Recently, Maroon 5 debuted their new single, “Animals," in part of their new album, V. As a Maroon 5 fan, I downloaded the song right away, and loved it. I would find myself constantly blasting the tune in my headphones as I walked to class, singing along to the catchy anthem. But was I missing something? Was there something wrong in what I was singing? The words, "Baby I'm preying on you tonight / Hunt you down / Eat you alive / Just like animals…” weren’t completely registering with me at first. Did I even realize the song’s promotion of violence and objectification of women? If we really think about it, we see that these elements appear in countless hit songs on today’s radio. Yet, we tend to ignore them, and allow these words into our ears and out of our mouths. So what are we really singing, and why are we singing it?

The debate over lyrics like these has been heated, especially since Robin Thicke’s chart-topper, “Blurred Lines,” hit airwaves in 2013. The single sparked controversy worldwide, and many people thought its lyrics endorsed the objectification of women. Throughout the song, Thicke repeats, “I know you want it,” whilst singing, “I hate these blurred lines,” suggesting his confusion with consensual sex and assault. Not only do the lyrics show a complete defamation of women, but mixed with the upbeat melody, make the issue of “rape” something to make light of rather than take seriously. This is similarly seen in Maroon 5’s, “Animals,” where lead singer Adam Levine manages to glorify sexual violence and stalking by attempting to make these issues desirable. Take a look at the music video, which portrays Levine as a butcher obsessed with a woman (played by Levine’s wife Behati Prinsloo). Much of the video shows him violently moving around animal carcasses, surrounded with blood. But because of its captivating sound, we ignore this, only thinking about how much we love the song.
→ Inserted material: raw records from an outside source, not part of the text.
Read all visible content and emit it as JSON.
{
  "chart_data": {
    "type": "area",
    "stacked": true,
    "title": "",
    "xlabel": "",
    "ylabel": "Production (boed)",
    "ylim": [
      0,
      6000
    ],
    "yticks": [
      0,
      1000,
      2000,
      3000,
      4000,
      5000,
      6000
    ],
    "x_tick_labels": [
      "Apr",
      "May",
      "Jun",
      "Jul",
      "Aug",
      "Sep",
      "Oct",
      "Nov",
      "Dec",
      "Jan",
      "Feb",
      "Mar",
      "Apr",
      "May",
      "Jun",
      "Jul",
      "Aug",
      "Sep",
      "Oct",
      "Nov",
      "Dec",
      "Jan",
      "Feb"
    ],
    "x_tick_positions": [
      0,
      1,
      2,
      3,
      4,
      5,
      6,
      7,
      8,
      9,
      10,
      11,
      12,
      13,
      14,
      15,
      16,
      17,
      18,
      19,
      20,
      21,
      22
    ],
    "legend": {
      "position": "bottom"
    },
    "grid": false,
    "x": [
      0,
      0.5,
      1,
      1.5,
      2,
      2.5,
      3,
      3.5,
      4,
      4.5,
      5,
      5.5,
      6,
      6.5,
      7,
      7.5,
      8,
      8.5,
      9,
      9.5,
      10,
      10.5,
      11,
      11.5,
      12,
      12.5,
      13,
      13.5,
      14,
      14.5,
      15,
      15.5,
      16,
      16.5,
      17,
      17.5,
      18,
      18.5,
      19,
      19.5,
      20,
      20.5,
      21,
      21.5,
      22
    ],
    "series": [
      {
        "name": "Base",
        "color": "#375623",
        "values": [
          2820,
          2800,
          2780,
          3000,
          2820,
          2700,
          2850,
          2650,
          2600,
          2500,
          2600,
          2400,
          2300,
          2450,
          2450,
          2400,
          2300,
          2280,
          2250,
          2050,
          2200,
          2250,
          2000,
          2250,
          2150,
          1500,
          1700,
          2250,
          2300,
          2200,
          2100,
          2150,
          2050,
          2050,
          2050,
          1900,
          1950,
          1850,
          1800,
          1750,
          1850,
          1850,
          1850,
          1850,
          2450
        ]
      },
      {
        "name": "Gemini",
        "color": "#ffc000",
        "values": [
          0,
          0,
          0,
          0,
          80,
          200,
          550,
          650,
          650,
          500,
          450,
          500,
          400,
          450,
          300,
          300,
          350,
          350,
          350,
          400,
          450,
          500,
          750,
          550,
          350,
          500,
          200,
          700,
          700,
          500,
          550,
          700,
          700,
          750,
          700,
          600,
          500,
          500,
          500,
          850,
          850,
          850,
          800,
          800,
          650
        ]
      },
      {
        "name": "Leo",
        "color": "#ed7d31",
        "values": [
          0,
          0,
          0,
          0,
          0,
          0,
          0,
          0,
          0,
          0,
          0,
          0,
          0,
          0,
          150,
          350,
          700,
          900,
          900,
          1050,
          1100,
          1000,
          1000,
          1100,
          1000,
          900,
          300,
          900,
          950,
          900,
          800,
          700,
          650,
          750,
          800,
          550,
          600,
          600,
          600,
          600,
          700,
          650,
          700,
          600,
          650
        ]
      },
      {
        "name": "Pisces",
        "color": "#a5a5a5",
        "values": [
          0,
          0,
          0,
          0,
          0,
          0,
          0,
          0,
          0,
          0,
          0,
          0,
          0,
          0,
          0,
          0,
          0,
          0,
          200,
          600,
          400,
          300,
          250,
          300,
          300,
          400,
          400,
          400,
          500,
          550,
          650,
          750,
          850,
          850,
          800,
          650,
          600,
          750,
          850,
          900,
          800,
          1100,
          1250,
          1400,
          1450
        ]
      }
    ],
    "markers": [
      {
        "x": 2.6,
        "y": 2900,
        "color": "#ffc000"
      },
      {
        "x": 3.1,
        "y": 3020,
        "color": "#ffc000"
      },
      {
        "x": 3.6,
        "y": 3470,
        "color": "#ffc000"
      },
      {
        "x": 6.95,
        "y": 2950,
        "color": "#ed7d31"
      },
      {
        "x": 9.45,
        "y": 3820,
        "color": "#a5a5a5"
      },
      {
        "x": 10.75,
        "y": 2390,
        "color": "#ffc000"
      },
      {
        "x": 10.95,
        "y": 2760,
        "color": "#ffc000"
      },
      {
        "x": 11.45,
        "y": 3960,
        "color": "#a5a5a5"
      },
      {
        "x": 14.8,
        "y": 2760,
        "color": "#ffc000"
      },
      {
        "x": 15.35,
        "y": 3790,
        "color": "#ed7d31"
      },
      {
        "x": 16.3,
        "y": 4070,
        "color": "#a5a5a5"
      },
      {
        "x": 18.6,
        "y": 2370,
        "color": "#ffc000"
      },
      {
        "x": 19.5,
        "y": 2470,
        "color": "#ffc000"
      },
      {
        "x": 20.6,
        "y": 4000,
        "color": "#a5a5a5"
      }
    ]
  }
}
Bottom line: lyrics that endorse these misogynistic behaviors should not be idolized. Meanwhile, the songs that don't advocate for them are refreshing. Unfortunately, the former has become exceedingly common, as lyrics sung on the radio continue to promote sexual violence and objectification of women. While many of these songs we love to sing to, I realize why my mom turns the radio off when they play. Just because it’s made popular in the media, doesn’t mean we should accept it.